Pressionado pela ameaça de uma nova greve dos caminhoneiros, Bolsonaro disse nas últimas semanas estar disposto a “buscar uma maneira para zerar [o PIS/Cofins que incide sobre o diesel].

Na 6ª feira (5.fev), declarou que o governo federal enviará um projeto de lei complementar ao Congresso sugerindo que o ICMS incida sobre o preço dos combustíveis nas refinarias ou que exista um valor fixo para o imposto estadual.

“O pior pode acontecer. Não temos preocupação com pressão. De acordo com pressão, todo mundo perde. Temos que ter solução para isso, impostos são altíssimos no Brasil”, disse aos apoiadores. Assista:

 

Bolsonaro comentou a alta dos combustíveis. A Petrobras elevou o diesel em R$ 0,1248 por litro nas refinarias a partir desta 3ª feira (9.fev). A gasolina terá acréscimo de R$ 0,1683.

“Está previsto outro reajuste para os próximos dias. Vai ser chiadeira com razão? Vai. Tenho influência na Petrobras? Não. Ou cumpre a lei ou vou ser ditador. Para ser ditador, vira uma bagunça o negócio. Ninguém que ser ditador e isso não passa pela cabeça da gente”, disse.

REUNIÃO COM LIRA

Na conversa com os apoiadores, Bolsonaro afirmou que falou com o presidente da Câmara, Arthur Lira (PP-AL), por telefone nesta 2ª. “Devemos nos encontrar nas próximas horas, no máximo amanhã”, disse.
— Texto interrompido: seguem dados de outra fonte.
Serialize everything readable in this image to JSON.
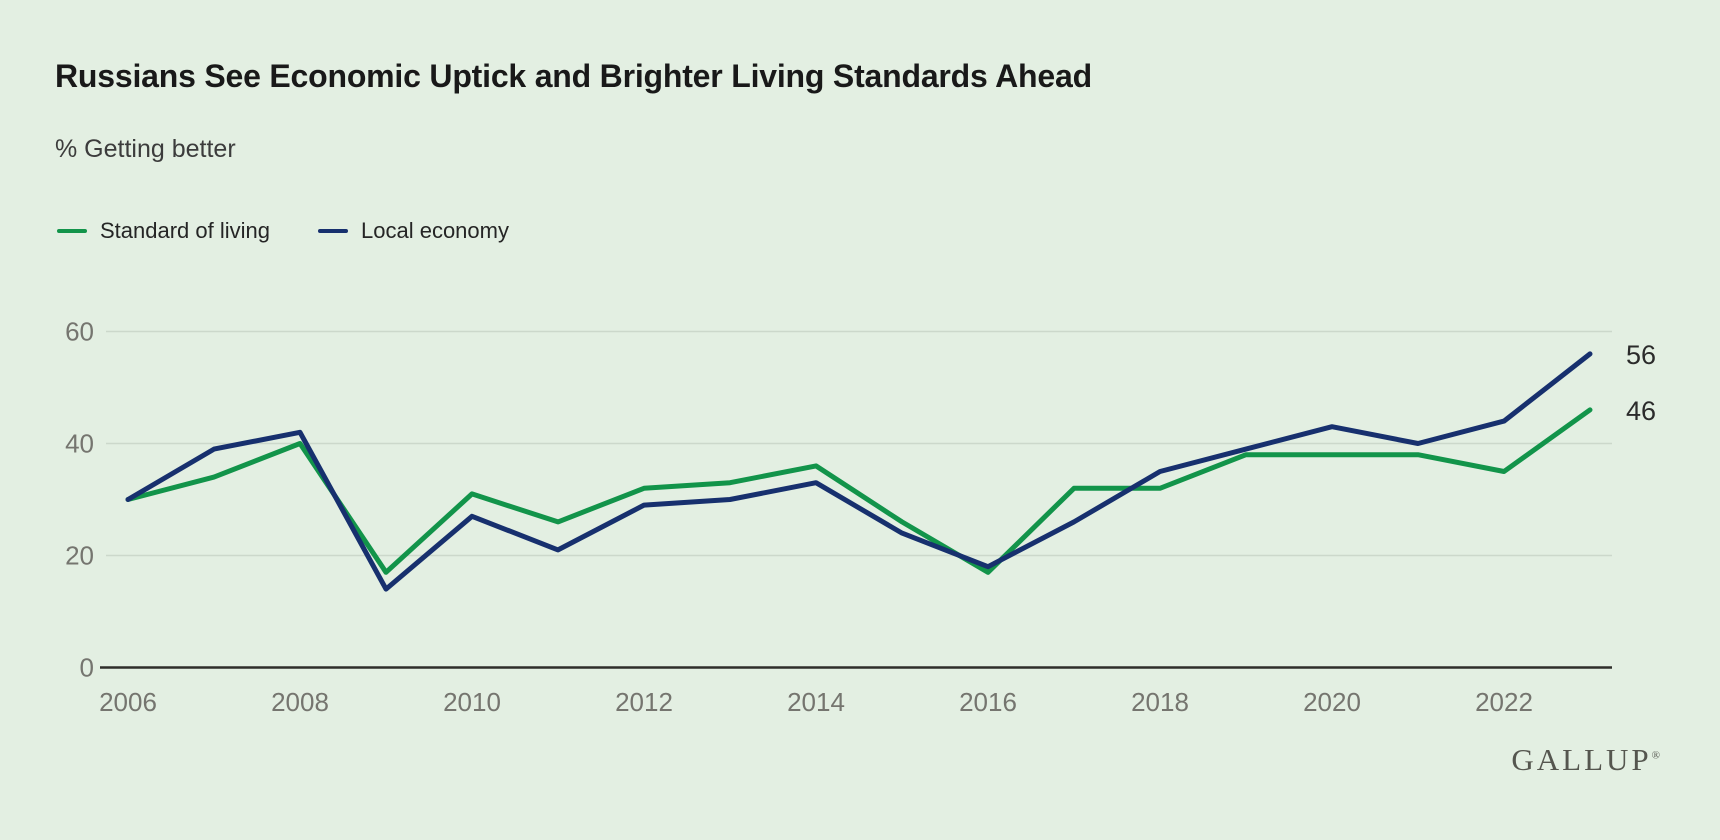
{
  "header": {
    "title": "Russians See Economic Uptick and Brighter Living Standards Ahead",
    "subtitle": "% Getting better"
  },
  "legend": {
    "items": [
      {
        "label": "Standard of living",
        "color": "#12944a"
      },
      {
        "label": "Local economy",
        "color": "#17306e"
      }
    ]
  },
  "chart_data": {
    "type": "line",
    "title": "Russians See Economic Uptick and Brighter Living Standards Ahead",
    "subtitle": "% Getting better",
    "xlabel": "",
    "ylabel": "% Getting better",
    "x": [
      2006,
      2007,
      2008,
      2009,
      2010,
      2011,
      2012,
      2013,
      2014,
      2015,
      2016,
      2017,
      2018,
      2019,
      2020,
      2021,
      2022,
      2023
    ],
    "series": [
      {
        "name": "Standard of living",
        "color": "#12944a",
        "values": [
          30,
          34,
          40,
          17,
          31,
          26,
          32,
          33,
          36,
          26,
          17,
          32,
          32,
          38,
          38,
          38,
          35,
          46
        ],
        "end_label": "46"
      },
      {
        "name": "Local economy",
        "color": "#17306e",
        "values": [
          30,
          39,
          42,
          14,
          27,
          21,
          29,
          30,
          33,
          24,
          18,
          26,
          35,
          39,
          43,
          40,
          44,
          56
        ],
        "end_label": "56"
      }
    ],
    "xticks": [
      2006,
      2008,
      2010,
      2012,
      2014,
      2016,
      2018,
      2020,
      2022
    ],
    "yticks": [
      0,
      20,
      40,
      60
    ],
    "ylim": [
      0,
      65
    ],
    "grid": true,
    "legend_position": "top-left",
    "colors": {
      "background": "#e3efe2",
      "gridline": "#ccd8cb",
      "axis": "#2e2e2a",
      "tick_text": "#75756f",
      "end_label_text": "#2b2b2b"
    }
  },
  "footer": {
    "brand": "GALLUP",
    "registered_mark": "®"
  }
}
Segundo Bolsonaro, Lira “quer resolver” algumas soluções que “não são fáceis de resolver”, mas não citou quais.

O presidente também disse, brevemente, que “o auxílio emergencial tem um limite”, mas “já se fala em possíveis novas parcelas”.

Bolsonaro ainda criticou o ex-presidente da Câmara, Rodrigo Maia (DEM-RJ). “Esse cara que saiu da Câmara disse agora que vai encarnar a verdadeira oposição ao governo. Ele não faz oposição ao meu governo. Quando se faz política barata, o povo sofre”, declarou.

Poder 360.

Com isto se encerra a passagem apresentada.